Review: A Couple

– VENICE 2022: Frederick Wiseman tries his hand at fiction for the second time and delivers a radical work on the passion and torments of Sophie Tolstoy for her famous husband

Nathalie Boutefeu in A couple

“The true poet consumes himself and burns others.” At 92, the American filmmaker Frederick Wiseman decided to pass through the mirror of fiction a second time, abandoning the field of documentary where he excels to risk himself on a highly inflammable territory, that of amorous passion, married life, lovelessness and despair. And like his first attempt The last letter [+lire aussi :
bande-annonce
fiche film
]
(2002), the director chose to freely adapt (with his actress Nathalie Boutefeu), as a single-character monologue, mostly epistolary material. A couple [+lire aussi :
bande-annonce
fiche film
]
unveiled in competition at the 79e Venice Film Festival indeed intertwines the diary of Sophia Tolstoyhis autobiography My life and Letters to his wife of Leo Tolstoy (from 1862 to 1910, the very famous Russian writer and his wife exchanged 840 letters).

(The article continues below – Commercial information)

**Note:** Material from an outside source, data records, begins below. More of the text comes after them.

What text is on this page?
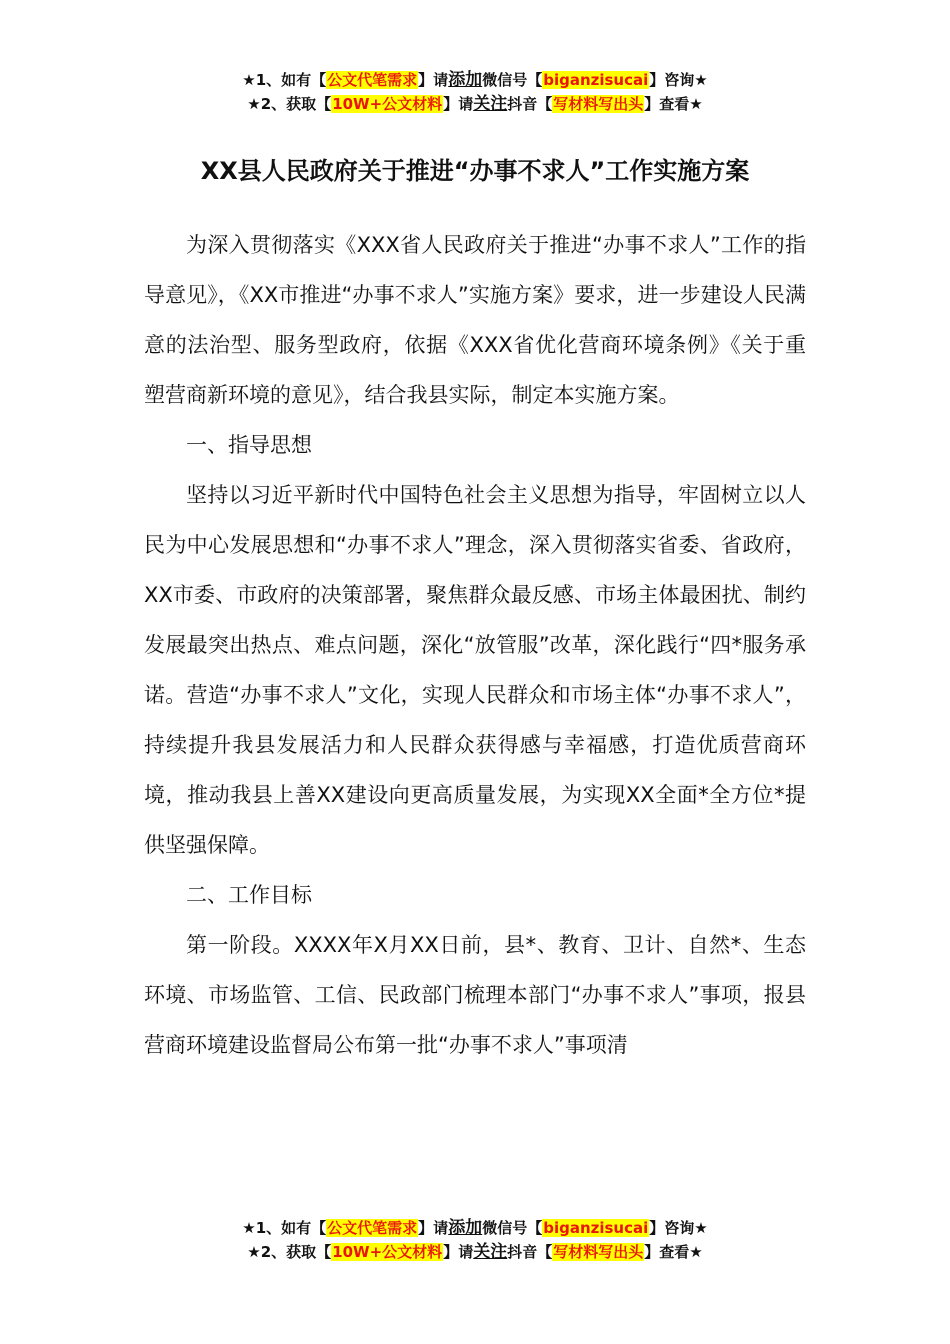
★1、如有【公文代笔需求】请添加微信号【biganzisucai】咨询★
★2、获取【10W+公文材料】请关注抖音【写材料写出头】查看★
XX县人民政府关于推进“办事不求人”工作实施方案

为深入贯彻落实《XXX省人民政府关于推进“办事不求人”工作的指导意见》，《XX市推进“办事不求人”实施方案》要求，进一步建设人民满意的法治型、服务型政府，依据《XXX省优化营商环境条例》《关于重塑营商新环境的意见》，结合我县实际，制定本实施方案。

一、指导思想

坚持以习近平新时代中国特色社会主义思想为指导，牢固树立以人民为中心发展思想和“办事不求人”理念，深入贯彻落实省委、省政府，XX市委、市政府的决策部署，聚焦群众最反感、市场主体最困扰、制约发展最突出热点、难点问题，深化“放管服”改革，深化践行“四*服务承诺。营造“办事不求人”文化，实现人民群众和市场主体“办事不求人”，持续提升我县发展活力和人民群众获得感与幸福感，打造优质营商环境，推动我县上善XX建设向更高质量发展，为实现XX全面*全方位*提供坚强保障。

二、工作目标

第一阶段。XXXX年X月XX日前，县*、教育、卫计、自然*、生态环境、市场监管、工信、民政部门梳理本部门“办事不求人”事项，报县营商环境建设监督局公布第一批“办事不求人”事项清

★1、如有【公文代笔需求】请添加微信号【biganzisucai】咨询★
★2、获取【10W+公文材料】请关注抖音【写材料写出头】查看★
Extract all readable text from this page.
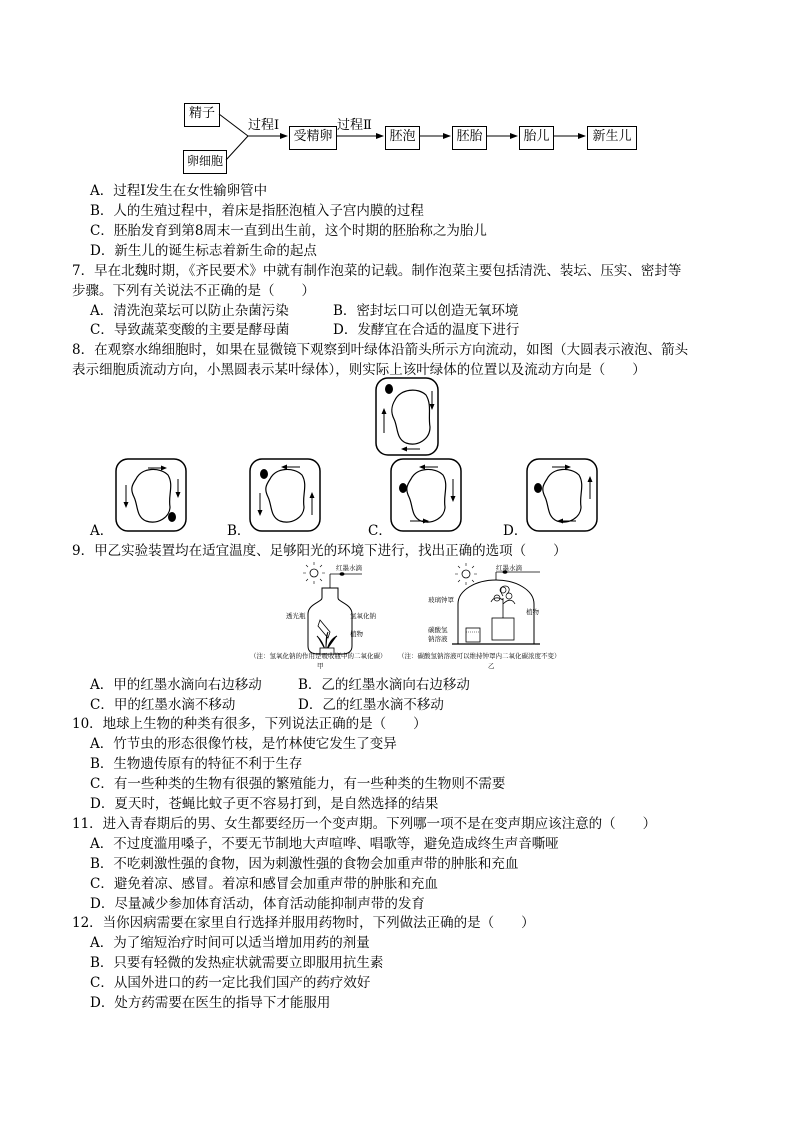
精子
卵细胞
过程Ⅰ
受精卵
过程Ⅱ
胚泡	胚胎	胎儿	新生儿
A．过程Ⅰ发生在女性输卵管中
B．人的生殖过程中，着床是指胚泡植入子宫内膜的过程
C．胚胎发育到第8周末一直到出生前，这个时期的胚胎称之为胎儿
D．新生儿的诞生标志着新生命的起点
7．早在北魏时期，《齐民要术》中就有制作泡菜的记载。制作泡菜主要包括清洗、装坛、压实、密封等
步骤。下列有关说法不正确的是（　　）
A．清洗泡菜坛可以防止杂菌污染	B．密封坛口可以创造无氧环境
C．导致蔬菜变酸的主要是酵母菌	D．发酵宜在合适的温度下进行
8．在观察水绵细胞时，如果在显微镜下观察到叶绿体沿箭头所示方向流动，如图（大圆表示液泡、箭头
表示细胞质流动方向，小黑圆表示某叶绿体），则实际上该叶绿体的位置以及流动方向是（　　）
A．	B．	C．	D．
9．甲乙实验装置均在适宜温度、足够阳光的环境下进行，找出正确的选项（　　）
红墨水滴
透光瓶	氢氧化钠
植物
红墨水滴
玻璃钟罩
植物
碳酸氢
钠溶液
（注：氢氧化钠的作用是吸收瓶中的二氧化碳） （注：碳酸氢钠溶液可以维持钟罩内二氧化碳浓度不变）
甲	乙
A．甲的红墨水滴向右边移动	B．乙的红墨水滴向右边移动
C．甲的红墨水滴不移动	D．乙的红墨水滴不移动
10．地球上生物的种类有很多，下列说法正确的是（　　）
A．竹节虫的形态很像竹枝，是竹林使它发生了变异
B．生物遗传原有的特征不利于生存
C．有一些种类的生物有很强的繁殖能力，有一些种类的生物则不需要
D．夏天时，苍蝇比蚊子更不容易打到，是自然选择的结果
11．进入青春期后的男、女生都要经历一个变声期。下列哪一项不是在变声期应该注意的（　　）
A．不过度滥用嗓子，不要无节制地大声喧哗、唱歌等，避免造成终生声音嘶哑
B．不吃刺激性强的食物，因为刺激性强的食物会加重声带的肿胀和充血
C．避免着凉、感冒。着凉和感冒会加重声带的肿胀和充血
D．尽量减少参加体育活动，体育活动能抑制声带的发育
12．当你因病需要在家里自行选择并服用药物时，下列做法正确的是（　　）
A．为了缩短治疗时间可以适当增加用药的剂量
B．只要有轻微的发热症状就需要立即服用抗生素
C．从国外进口的药一定比我们国产的药疗效好
D．处方药需要在医生的指导下才能服用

But if it thus plunges far back in time, the film is nonetheless very contemporary through the portrait that emerges little by little: that of a woman of stifling character as the devoted wife of a man (dubbed of a creative genius whom she loves and admires) and torn by very contradictory feelings (at 18, she is having a “wonderful and terrible” wedding night and the rumor is already blowing to her that her husband has a two-year-old child with a neighbor of their domain).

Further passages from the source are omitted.